It’s difficult to ignore the sharp acceleration in Nio’s [NIO] share price. Since the start of 2020, Nio’s share price has soared 651.6% (as of 20 October’s close). The luxury Chinese electric car manufacturer has ramped up production and moves — it hopes — toward profitability. So, what’s next for Nio — is the stock overbought, or is there plenty of juice left?
What’s happening with Nio’s share price?
Nio, sometimes referred to as ‘the Tesla of China’, has been on the comeback trail this year, following serious cash flow issues in 2019. Reports suggested the company had lost as much as $6bn and was almost bankrupt. Nio’s share price fell to its nadir of $1.36 on 30 October last year, a drop of 77.3% from its US IPO in September 2018.
Vital aid was on the way, however, in the shape of a $1bn cash injection from Chinese government-backed investors. Nio also received funding from private investors, including Chinese technology conglomerate Tencent [TCEHY], which took its position in Nio to 16.3% in July. Heading into June, Nio’s share price was just below $4, but it was about to shift through the gears, rising 615% in just four and a half months.
The good news doesn’t end there.
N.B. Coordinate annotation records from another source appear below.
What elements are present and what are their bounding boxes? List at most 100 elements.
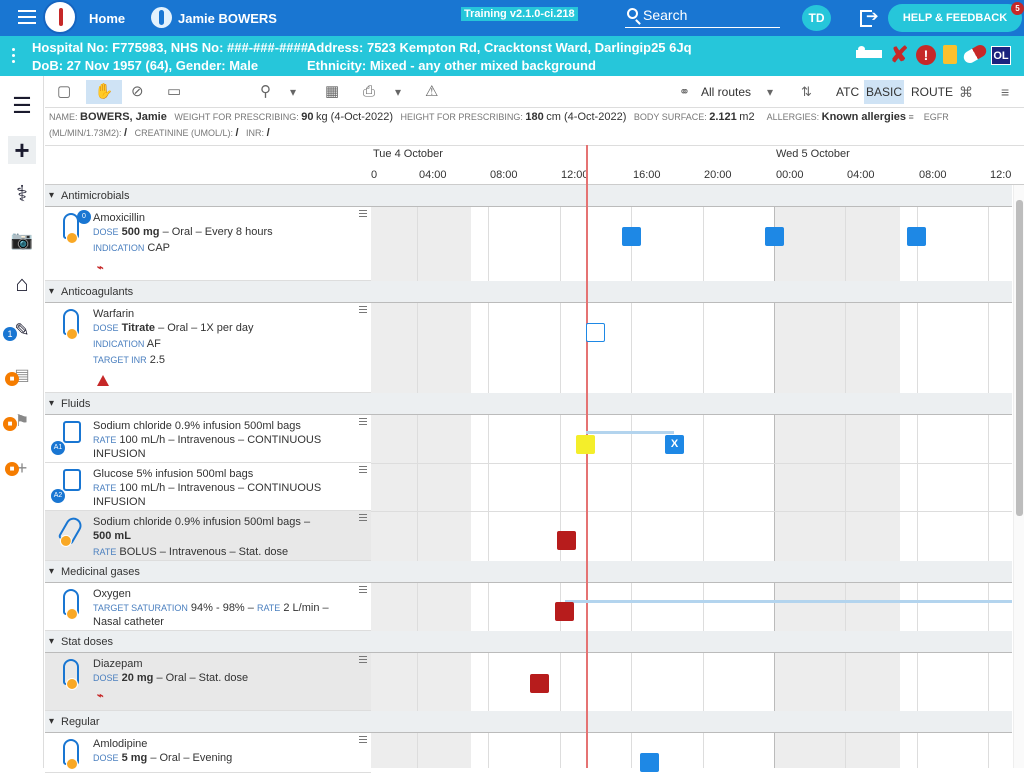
med-row-oxygen[interactable]: Oxygen TARGET SATURATION 94% - 98% – RAT… [45, 583, 371, 631]
med-row-warfarin[interactable]: Warfarin DOSE Titrate – Oral – 1X per da… [45, 303, 371, 393]
help-feedback-button[interactable]: HELP & FEEDBACK 5 [888, 2, 1024, 32]
chevron-down-icon[interactable]: ▾ [290, 85, 297, 99]
warning-icon[interactable]: ⚠ [425, 83, 439, 100]
target-inr-label: TARGET INR [93, 355, 147, 365]
scheduled-dose[interactable] [640, 753, 659, 772]
camera-icon[interactable]: 📷 [10, 230, 34, 250]
dose-value: 20 mg [121, 672, 154, 684]
row-menu-icon[interactable] [359, 586, 367, 594]
dose-label: DOSE [93, 227, 119, 237]
scheduled-dose[interactable] [622, 227, 641, 246]
add-icon[interactable]: + [16, 458, 28, 478]
dose-detail: – Oral – Every 8 hours [162, 226, 273, 238]
chevron-down-icon[interactable]: ▾ [767, 85, 774, 99]
routes-select[interactable]: All routes [701, 85, 752, 99]
med-row-sodium-chloride[interactable]: A1 Sodium chloride 0.9% infusion 500ml b… [45, 415, 371, 463]
scrollbar-thumb[interactable] [1016, 200, 1023, 516]
hospital-nhs-numbers: Hospital No: F775983, NHS No: ###-###-##… [32, 40, 308, 55]
sort-icon[interactable]: ⇅ [801, 84, 812, 99]
plus-icon[interactable]: + [8, 136, 36, 164]
given-dose[interactable] [555, 602, 574, 621]
row-divider [371, 511, 1012, 512]
infusion-stop[interactable]: X [665, 435, 684, 454]
atc-button[interactable]: ATC [836, 85, 860, 99]
syringe-icon [57, 514, 85, 546]
oxygen-duration-bar [565, 600, 1012, 603]
stethoscope-icon[interactable]: ⚕ [16, 181, 28, 206]
weight-value: 90 [301, 111, 314, 123]
route-button[interactable]: ROUTE [911, 85, 953, 99]
infusion-start[interactable] [576, 435, 595, 454]
hour-label: 04:00 [847, 169, 875, 181]
saturation-value: 94% - 98% – [190, 602, 254, 614]
grid-line [845, 185, 846, 768]
row-menu-icon[interactable] [359, 418, 367, 426]
indication-value: AF [146, 338, 161, 350]
dose-label: DOSE [93, 323, 119, 333]
chart-icon[interactable]: ▦ [325, 83, 340, 100]
prescribe-badge: 1 [3, 327, 17, 341]
hand-icon[interactable]: ✋ [86, 80, 122, 104]
view-icon[interactable]: ▢ [57, 83, 72, 100]
med-row-diazepam[interactable]: Diazepam DOSE 20 mg – Oral – Stat. dose … [45, 653, 371, 711]
alert-icon[interactable]: ! [916, 45, 936, 65]
patient-banner: Hospital No: F775983, NHS No: ###-###-##… [0, 36, 1024, 76]
walk-icon[interactable]: ⚑ [14, 413, 30, 430]
bed-icon[interactable] [856, 46, 884, 62]
med-row-glucose[interactable]: A2 Glucose 5% infusion 500ml bags RATE 1… [45, 463, 371, 511]
scrollbar[interactable] [1013, 185, 1024, 768]
add-med-icon[interactable]: ⚲ [260, 83, 271, 100]
more-menu-icon[interactable]: ≡ [1001, 84, 1010, 100]
section-header[interactable]: Anticoagulants [45, 281, 1012, 303]
section-header[interactable]: Fluids [45, 393, 1012, 415]
row-menu-icon[interactable] [359, 656, 367, 664]
chevron-down-icon[interactable]: ▾ [395, 85, 402, 99]
scheduled-dose[interactable] [765, 227, 784, 246]
more-options-icon[interactable] [12, 48, 16, 64]
given-dose[interactable] [557, 531, 576, 550]
house-icon[interactable]: ⌂ [15, 271, 29, 296]
allergies-value[interactable]: Known allergies [821, 111, 906, 123]
infusion-icon [63, 469, 81, 491]
section-header[interactable]: Medicinal gases [45, 561, 1012, 583]
warning-icon [97, 375, 109, 386]
section-header[interactable]: Regular [45, 711, 1012, 733]
patient-name[interactable]: Jamie BOWERS [178, 11, 277, 26]
row-menu-icon[interactable] [359, 514, 367, 522]
settings-icon[interactable]: ⌘ [959, 84, 973, 100]
section-header[interactable]: Stat doses [45, 631, 1012, 653]
med-row-amlodipine[interactable]: Amlodipine DOSE 5 mg – Oral – Evening [45, 733, 371, 773]
logout-icon[interactable] [860, 7, 880, 27]
infusion-badge: A2 [51, 489, 65, 503]
given-dose[interactable] [530, 674, 549, 693]
day-label: Tue 4 October [373, 148, 443, 160]
red-cross-icon[interactable]: ✘ [890, 42, 909, 67]
name-label: NAME: [49, 112, 78, 122]
med-row-bolus[interactable]: Sodium chloride 0.9% infusion 500ml bags… [45, 511, 371, 561]
basic-button[interactable]: BASIC [864, 80, 904, 104]
hour-label: 16:00 [633, 169, 661, 181]
med-row-amoxicillin[interactable]: 0 Amoxicillin DOSE 500 mg – Oral – Every… [45, 207, 371, 281]
pill-icon[interactable] [961, 42, 989, 66]
list-icon[interactable]: ☰ [12, 93, 32, 118]
prescribe-icon[interactable]: ✎ [14, 320, 30, 340]
user-avatar[interactable]: TD [802, 5, 831, 31]
note-icon[interactable]: ▭ [167, 83, 182, 100]
pending-dose[interactable] [586, 323, 605, 342]
search-field[interactable]: Search [625, 5, 780, 28]
menu-icon[interactable] [18, 10, 36, 24]
chart-toolbar: ▢ ✋ ⊘ ▭ ⚲ ▾ ▦ ⎙ ▾ ⚠ ⚭ All routes ▾ ⇅ ATC… [45, 76, 1024, 108]
row-menu-icon[interactable] [359, 736, 367, 744]
print-icon[interactable]: ⎙ [363, 83, 376, 100]
row-menu-icon[interactable] [359, 210, 367, 218]
document-icon[interactable] [943, 45, 957, 64]
routes-icon: ⚭ [679, 84, 690, 99]
dose-detail: – Oral – Stat. dose [156, 672, 249, 684]
row-menu-icon[interactable] [359, 466, 367, 474]
section-header[interactable]: Antimicrobials [45, 185, 1012, 207]
ol-badge[interactable]: OL [991, 46, 1011, 65]
row-menu-icon[interactable] [359, 306, 367, 314]
home-link[interactable]: Home [89, 11, 126, 26]
compass-icon[interactable]: ⊘ [131, 83, 144, 100]
scheduled-dose[interactable] [907, 227, 926, 246]
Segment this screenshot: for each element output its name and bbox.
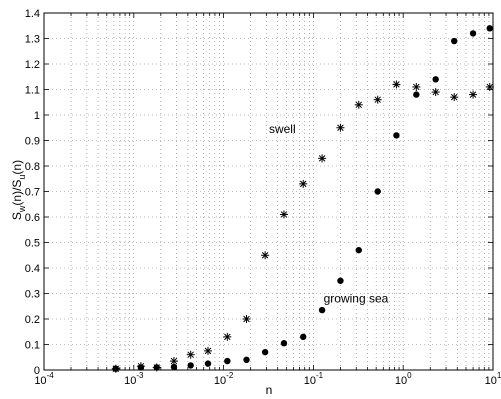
swell-point: [412, 82, 421, 91]
growing-sea-point: [432, 76, 439, 83]
swell-point: [431, 88, 440, 97]
growing-sea-point: [374, 188, 381, 195]
data-series: [111, 25, 494, 373]
swell-point: [203, 346, 212, 355]
swell-point: [242, 315, 251, 323]
y-tick-label: 1.1: [25, 85, 40, 97]
y-tick-label: 1.2: [25, 59, 40, 71]
growing-sea-point: [486, 25, 493, 32]
x-tick-label: 10-4: [34, 371, 54, 387]
swell-point: [279, 210, 288, 219]
growing-sea-point: [170, 363, 178, 371]
x-axis-label: n: [266, 383, 273, 397]
y-tick-label: 1.3: [25, 34, 40, 46]
tick-marks: [44, 12, 493, 371]
y-tick-label: 0.7: [25, 187, 40, 199]
growing-sea-point: [300, 333, 307, 341]
growing-sea-point: [187, 362, 194, 369]
grid: [44, 13, 493, 370]
y-tick-label: 1.4: [25, 8, 40, 20]
x-tick-label: 100: [395, 371, 412, 387]
chart-annotation: swell: [269, 122, 296, 136]
swell-point: [392, 80, 401, 89]
growing-sea-point: [243, 356, 250, 363]
y-tick-label: 1: [34, 110, 40, 122]
y-axis-label-s: S: [10, 212, 24, 220]
growing-sea-point: [451, 37, 458, 45]
swell-point: [485, 82, 494, 91]
y-axis-label-end: (n): [10, 160, 24, 175]
y-tick-label: 0: [34, 365, 40, 377]
growing-sea-point: [413, 91, 420, 98]
y-tick-label: 0.2: [25, 314, 40, 326]
swell-point: [450, 93, 459, 102]
swell-point: [186, 350, 195, 359]
y-tick-label: 0.6: [25, 212, 40, 224]
growing-sea-point: [393, 132, 400, 139]
y-axis-label-mid: (n)/S: [10, 180, 24, 206]
swell-point: [469, 90, 478, 99]
y-tick-label: 0.1: [25, 340, 40, 352]
growing-sea-point: [280, 340, 288, 347]
y-tick-label: 0.3: [25, 289, 40, 301]
growing-sea-point: [355, 246, 362, 254]
growing-sea-point: [318, 306, 326, 314]
swell-point: [373, 95, 382, 104]
x-tick-label: 10-1: [304, 371, 324, 387]
x-tick-labels: 10-4 10-3 10-2 10-1 100 101: [34, 371, 501, 387]
swell-point: [299, 179, 308, 188]
growing-sea-point: [337, 277, 344, 284]
swell-point: [223, 332, 232, 341]
x-tick-label: 10-3: [124, 371, 144, 387]
growing-sea-point: [204, 360, 212, 367]
annotations: swell growing sea: [269, 122, 389, 306]
chart-annotation: growing sea: [324, 291, 389, 305]
y-tick-label: 0.8: [25, 161, 40, 173]
y-axis-label: Sw(n)/Su(n): [10, 160, 27, 220]
growing-sea-point: [224, 357, 231, 365]
growing-sea-point: [153, 364, 160, 371]
y-axis-label-sub-w: w: [17, 205, 27, 213]
swell-point: [318, 154, 327, 163]
y-tick-label: 0.5: [25, 238, 40, 250]
swell-point: [336, 123, 345, 132]
y-tick-label: 0.9: [25, 136, 40, 148]
growing-sea-point: [261, 348, 269, 356]
x-tick-label: 101: [485, 371, 501, 387]
x-tick-label: 10-2: [214, 371, 234, 387]
swell-point: [354, 100, 363, 109]
growing-sea-point: [469, 30, 477, 37]
growing-sea-point: [137, 364, 145, 371]
y-tick-labels: 0 0.1 0.2 0.3 0.4 0.5 0.6 0.7 0.8 0.9 1 1.1 1.2 1.3 1.…: [25, 8, 40, 377]
growing-sea-point: [112, 365, 119, 372]
swell-point: [261, 251, 270, 260]
y-axis-label-sub-u: u: [17, 175, 27, 180]
y-tick-label: 0.4: [25, 263, 40, 275]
Nio’s share price jumped 22.57% from its previous close of $21.62 to finish at $26.50 last Wednesday, after broker JPMorgan upgraded its rating on the stock from Neutral to Overweight, and upped its price target from $14 to $40. Nio’s share price leapt 32.65% on the week, closing at an all-time high of $28.48.
Positive sector outlook
JPMorgan’s Nio analyst, Nick Lai, issued a positive outlook on the Chinese energy vehicle (EV) sector, claiming market penetration is set to increase from less than 5% in 2019, to 20% in 2025. Lai reckons customers will increasingly shift from traditional internal-combustion engines (ICE) to EVs, with cost-parity between these vehicle types achievable by 2023, as battery costs drop further.
“China is witnessing ‘a rising tide lifts all boats’ phenomenon, which is not only leading to a fast-growing new energy vehicle (NEV) addressable market, but also benefiting suppliers relevant to the broader EV supply chain”, Lai was reported as saying by Yahoo Finance.
“China is witnessing ‘a rising tide lifts all boats’ phenomenon, which is not only leading to a fast-growing new energy vehicle (NEV) addressable market, but also benefiting suppliers relevant to the broader EV supply chain” - Nick Lai, analyst at JPMorgan
Lai also points out that Nio’s share price will benefit from the extension of China’s NEV government subsidy programme until 2022, which will cover its battery-swap business model.
New model launched as production ramps up
Nio has also boosted production, officially launching its EC6, a 5-seater premium electric coupe SUV, in December 2019, with deliveries starting last month. In its most recent delivery update earlier this month, Nio set a string of production records, as it continues to increase output.
Nio confirmed delivery of 4,708 vehicles in September, a new monthly record, and a 133.2% year-on-year increase. In Q3, Nio delivered 12,206 vehicles, representing a year-on-year increase of 154.3%, and exceeding the upper end of its own guidance. As of 30 September, cumulative deliveries of the ES8, ES6 and EC6 reached 58,288 vehicles, of which 26,375 were delivered in 2020.
delivered by Nio in September 2020
Nio will earn an estimated 7% market share in the passenger EV market by 2025, and a 30% share in the premium space which it focuses on, according to Lai, leading him to conclude that "Nio remains attractive from a long-term perspective.”
Solid third-quarter results are anticipated next month, with Lai predicting Q3 gross profit margin to expand from 8% in the second quarter to 12%. Lai also highlights a robust order backlog, particularly for the new EC6, while a new sedan model should further enhance its product range.
Where next for Nio’s share price?
With JPMorgan’s positive note following upgrades from fellow brokers UBS and Morgan Stanley in August, the outlook certainly looks brighter for Nio. Of eight analysts following the stock on Yahoo Finance, five rate it a Hold, with two Buys and one Strong Buy recommendation.
The average price target stands at $18.38, with a low price of $6.51 and a high of $33.25. While the average target represents a 35% downside from last week’s close, perhaps the recent Nio share price surge has caught analysts by surprise. If it can reassure with solid Q3 numbers next month, we may see a shift in the analysts’ consensus price target.